Centrafrique: fragile retour au calme à Bangui

Les milliers de personnes réfugiées depuis mercredi sur le tarmac de l'aéroport de Bangui ont été en partie évacuées par des soldats français et des hommes de la force africaine en Centrafrique. Ces personnes fuyaient une nouvelle incursion dans les quartiers de la Seleka.



Centrafrique: fragile retour au calme à Bangui

Depuis les opérations d'évacuation menées mercredi soir par les forces africaines de la Fomac (Force multinationale d'Afrique centrale), le tarmac de l'aéroport a été libéré par les populations en colère. Ces forces africaines restent déployées autour de l'aéroport et sécurisent les pistes. « Des habitants se sont rassemblés dans un quartier proche de l'aéroport », indique une source au sein de la force.

Selon nos informations, un petit groupe de deux à trois cents personnes reste par ailleurs mobilisé aux abords de l'aéroport. Certains habitants en colère ont également essayé de se manifester à l'entrée principale de l'aéroport à l'heure à laquelle on attendait le vol d'Air France qui, entre-temps, avait été reporté.

Dans les quartiers victimes ces derniers jours d'exactions, le calme semble commencer à revenir. Comme à Boy-Rabe. « La police, la gendarmerie, la Fomac circulent dans le quartier, tandis que les rebelles de la Seleka restent à l'entrée du quartier », a expliqué à RFI un habitant. « L'activité au marché a repris. Certains habitants sont en train de rentrer, mais d'autres continuent à avoir des doutes sur le retour de la sécurité. »

Michel Djotodia promet une enquête

Ce jeudi matin, le président de la transition, Michel Djotodia, a reçu une délégation des populations en colère. « Ils ont parlé sans peur, disant qu’il faut que leur sécurité soit assurée. Ils sont tout le temps pillés, ils vivent dans la peur. Ils veulent la sécurité », a expliqué à RFI Dieudonné Nzapalainga, l'archevêque de Bangui, qui a assisté à cette rencontre. « Le président[Michel Djotodia, ndlr] a assuré qu’il y aura des gendarmes et des policiers », a-t-il indiqué.

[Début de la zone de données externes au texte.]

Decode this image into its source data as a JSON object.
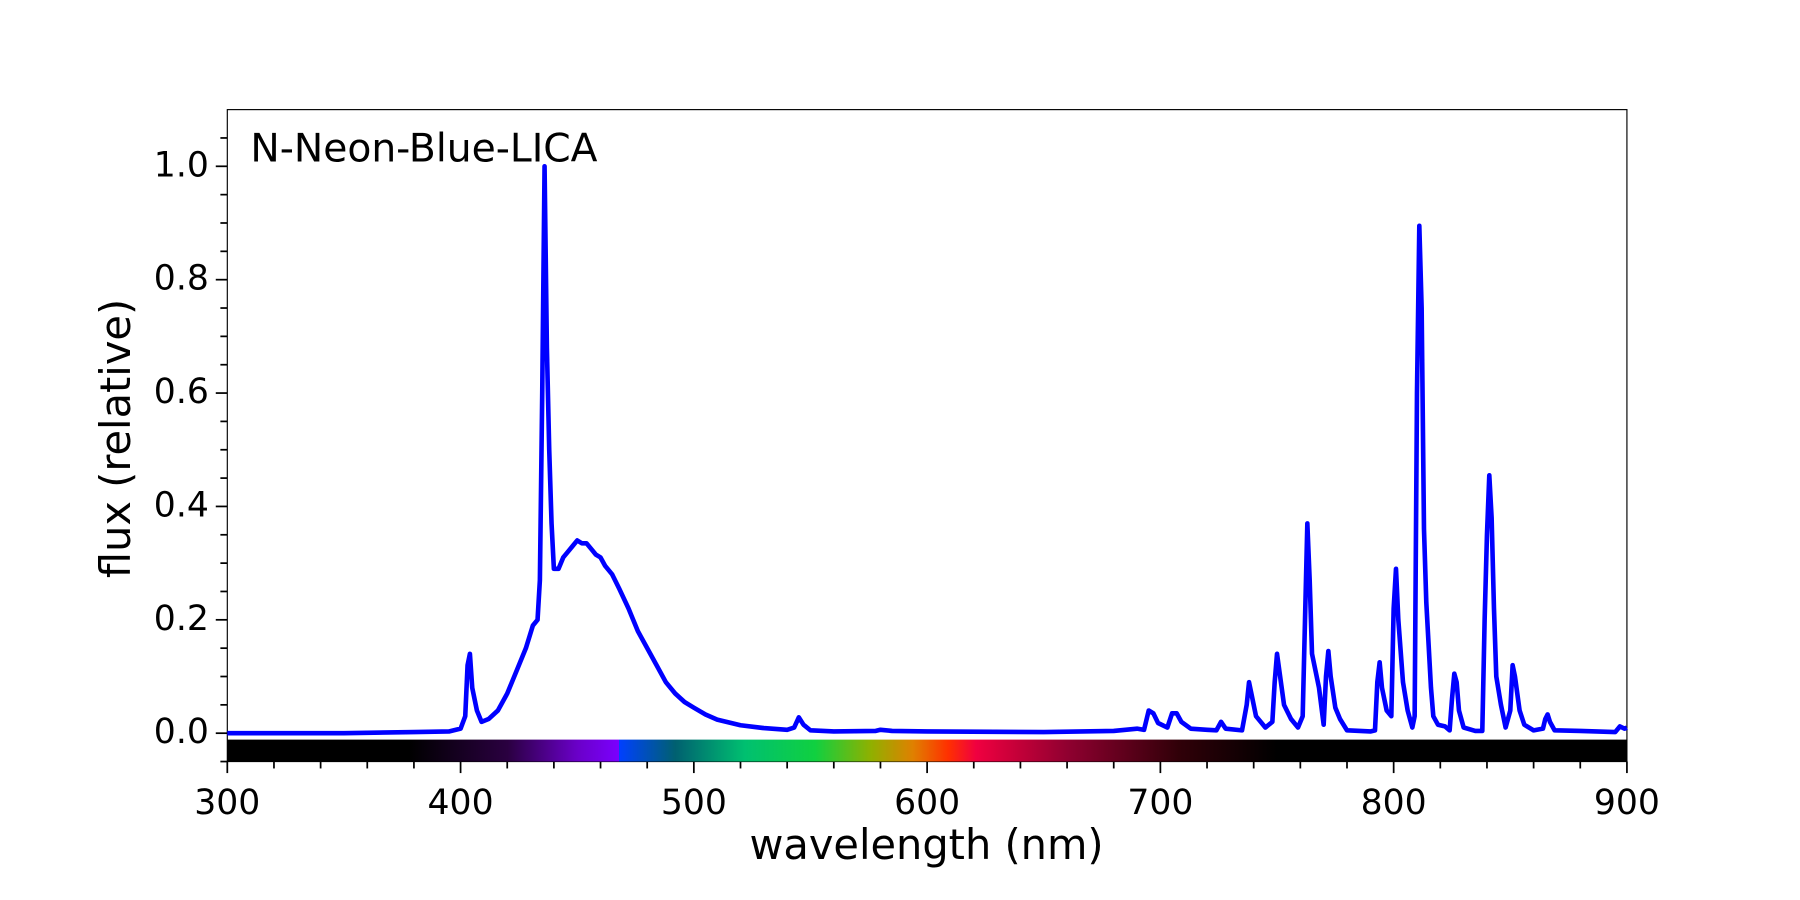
{
  "chart_data": {
    "type": "line",
    "title": "N-Neon-Blue-LICA",
    "x_label": "wavelength (nm)",
    "y_label": "flux (relative)",
    "x": [
      300,
      350,
      380,
      395,
      400,
      402,
      403,
      404,
      405,
      407,
      409,
      412,
      416,
      420,
      424,
      428,
      431,
      433,
      434,
      435,
      436,
      437,
      438,
      439,
      440,
      442,
      444,
      446,
      448,
      450,
      452,
      454,
      456,
      458,
      460,
      462,
      465,
      468,
      472,
      476,
      480,
      484,
      488,
      492,
      496,
      500,
      505,
      510,
      520,
      530,
      540,
      543,
      545,
      547,
      550,
      560,
      578,
      580,
      585,
      600,
      650,
      680,
      690,
      693,
      695,
      697,
      699,
      703,
      705,
      707,
      709,
      713,
      720,
      724,
      726,
      728,
      735,
      737,
      738,
      739,
      741,
      745,
      748,
      749,
      750,
      751,
      753,
      756,
      759,
      761,
      762,
      763,
      764,
      765,
      768,
      770,
      771,
      772,
      773,
      775,
      777,
      780,
      790,
      792,
      793,
      794,
      795,
      797,
      799,
      800,
      801,
      802,
      804,
      806,
      808,
      809,
      810,
      811,
      812,
      813,
      814,
      816,
      817,
      819,
      822,
      824,
      825,
      826,
      827,
      828,
      830,
      835,
      838,
      839,
      840,
      841,
      842,
      843,
      844,
      846,
      848,
      850,
      851,
      852,
      854,
      856,
      860,
      864,
      865,
      866,
      867,
      869,
      880,
      895,
      897,
      899,
      900
    ],
    "series": [
      {
        "name": "N-Neon-Blue-LICA",
        "color": "#0000ff",
        "values": [
          0,
          0,
          0.002,
          0.003,
          0.008,
          0.03,
          0.12,
          0.14,
          0.08,
          0.04,
          0.02,
          0.025,
          0.04,
          0.07,
          0.11,
          0.15,
          0.19,
          0.2,
          0.27,
          0.6,
          1.0,
          0.68,
          0.5,
          0.37,
          0.29,
          0.29,
          0.31,
          0.32,
          0.33,
          0.34,
          0.335,
          0.335,
          0.325,
          0.315,
          0.31,
          0.295,
          0.28,
          0.255,
          0.22,
          0.18,
          0.15,
          0.12,
          0.09,
          0.07,
          0.055,
          0.045,
          0.033,
          0.024,
          0.014,
          0.009,
          0.006,
          0.01,
          0.028,
          0.015,
          0.005,
          0.003,
          0.004,
          0.006,
          0.004,
          0.003,
          0.002,
          0.004,
          0.008,
          0.006,
          0.04,
          0.035,
          0.018,
          0.01,
          0.035,
          0.035,
          0.02,
          0.008,
          0.006,
          0.005,
          0.02,
          0.008,
          0.005,
          0.05,
          0.09,
          0.07,
          0.03,
          0.01,
          0.02,
          0.09,
          0.14,
          0.11,
          0.05,
          0.025,
          0.01,
          0.03,
          0.2,
          0.37,
          0.27,
          0.14,
          0.08,
          0.015,
          0.1,
          0.145,
          0.1,
          0.045,
          0.025,
          0.005,
          0.003,
          0.005,
          0.09,
          0.125,
          0.08,
          0.04,
          0.03,
          0.22,
          0.29,
          0.2,
          0.09,
          0.04,
          0.01,
          0.03,
          0.6,
          0.895,
          0.75,
          0.36,
          0.23,
          0.08,
          0.03,
          0.015,
          0.012,
          0.005,
          0.06,
          0.105,
          0.09,
          0.04,
          0.01,
          0.004,
          0.004,
          0.2,
          0.35,
          0.455,
          0.38,
          0.22,
          0.1,
          0.05,
          0.01,
          0.04,
          0.12,
          0.1,
          0.04,
          0.015,
          0.005,
          0.008,
          0.025,
          0.033,
          0.02,
          0.005,
          0.004,
          0.002,
          0.012,
          0.008,
          0.01
        ]
      }
    ],
    "xlim": [
      300,
      900
    ],
    "ylim": [
      -0.05,
      1.1
    ],
    "xticks": [
      300,
      400,
      500,
      600,
      700,
      800,
      900
    ],
    "yticks": [
      {
        "value": 0,
        "label": "0.0"
      },
      0.2,
      0.4,
      0.6,
      0.8,
      {
        "value": 1,
        "label": "1.0"
      }
    ],
    "xminorticks": [
      320,
      340,
      360,
      380,
      420,
      440,
      460,
      480,
      520,
      540,
      560,
      580,
      620,
      640,
      660,
      680,
      720,
      740,
      760,
      780,
      820,
      840,
      860,
      880
    ],
    "yminorticks": [
      -0.05,
      0.05,
      0.1,
      0.15,
      0.25,
      0.3,
      0.35,
      0.45,
      0.5,
      0.55,
      0.65,
      0.7,
      0.75,
      0.85,
      0.9,
      0.95,
      1.05
    ]
  }
}
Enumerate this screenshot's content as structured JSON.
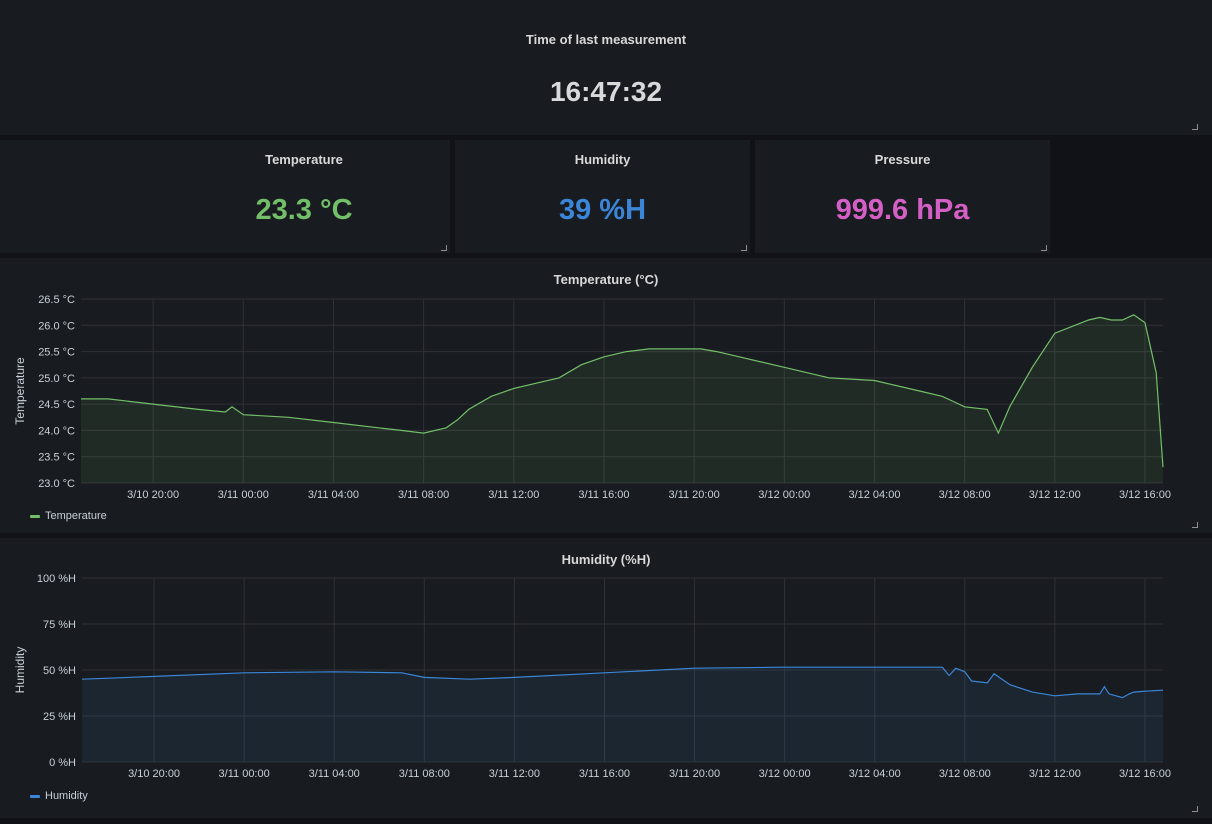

Il a également rapporté que la population a demandé que « les Fomac tchadiens » ne puissent plus avoir accès au secteur. « Ça aussi ça a été entendu », assure Dieudonné Nzapalainga. A l’issue de l’entretien, Michel Djotodia a également « donné 10 millions de Cfa pour les gens qui sont venus, qui étaient sur le tarmac ». Michel Djotodia a également annoncé l’ouverture d’une enquête et assuré que « ceux qui ont perdu leurs biens pourront se faire enregistrer et plus tard, un fonds sera alloué pour dédommager les gens », a rapporté l’archevêque de Bangui.